This article is part of the supplement: Fourth International Workshop on Data and Text Mining in Biomedical Informatics (DTMBio) 2010
Proceedings
Context-specific gene regulatory networks subdivide intrinsic subtypes of breast cancer
1 Computational Biology Division, Translational Genomics Research Institute, 445 N. Fifth Street, Phoenix, AZ, USA
2 Breast and Ovarian Cancer Unit, Computational Biology Division, Translational Genomics Research Institute, 445 N. Fifth Street, Phoenix, AZ, USA
3 Department of Biochemistry, University of Otago, New Zealand
4 School of Computing Informatics and Decision Systems Engineering, Arizona State University, Tempe, AZ, USA
BMC Bioinformatics 2011, 12(Suppl 2):S3 doi:10.1186/1471-2105-12-S2-S3
Published: 29 March 2011Abstract
Background
Breast cancer is a highly heterogeneous disease with respect to molecular alterations and cellular composition making therapeutic and clinical outcome unpredictable. This diversity creates a significant challenge in developing tumor classifications that are clinically reliable with respect to prognosis prediction.
Results
This paper describes an unsupervised context analysis to infer context-specific gene regulatory networks from 1,614 samples obtained from publicly available gene expression data, an extension of a previously published methodology.
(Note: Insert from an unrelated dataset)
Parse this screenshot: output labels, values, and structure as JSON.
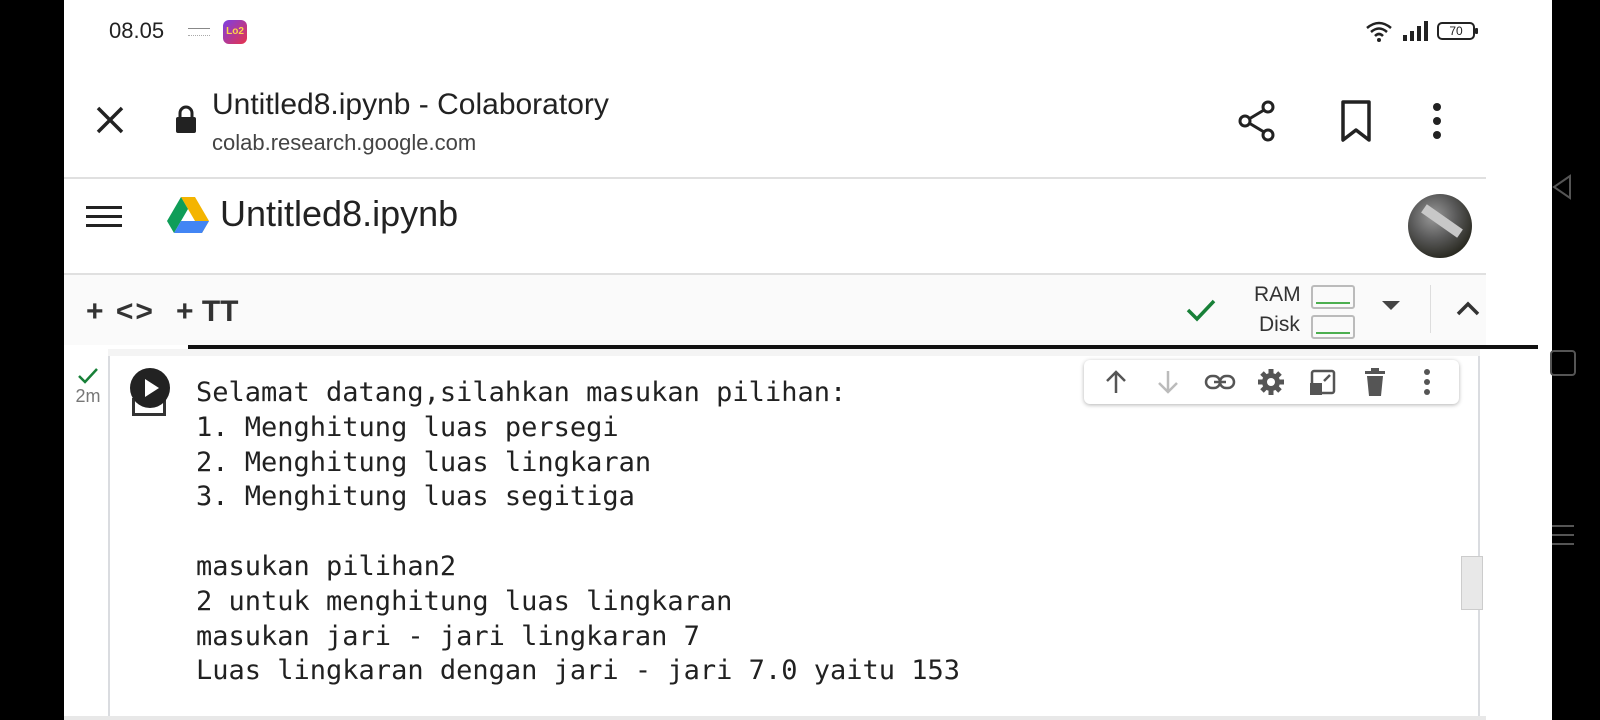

We use the context-specific gene regulatory networks to classify the tumors into clinically relevant subgroups, and provide candidates for a finer sub-grouping of the previously known intrinsic tumors with a focus on Basal-like tumors. Our analysis of pathway enrichment in the key contexts provides an insight into the biological mechanism underlying the identified subtypes of breast cancer.
Conclusions
The use of context-specific gene regulatory networks to identify biological contexts from heterogenous breast cancer data set was able to identify genomic drivers for subgroups within the previously reported intrinsic subtypes. These subgroups (contexts) uphold the clinical relevant features for the intrinsic subtypes and were associated with increased survival differences compared to the intrinsic subtypes. We believe our computational approach led to the generation of novel rationalized hypotheses to explain mechanisms of disease progression within sub-contexts of breast cancer that could be therapeutically exploited once validated.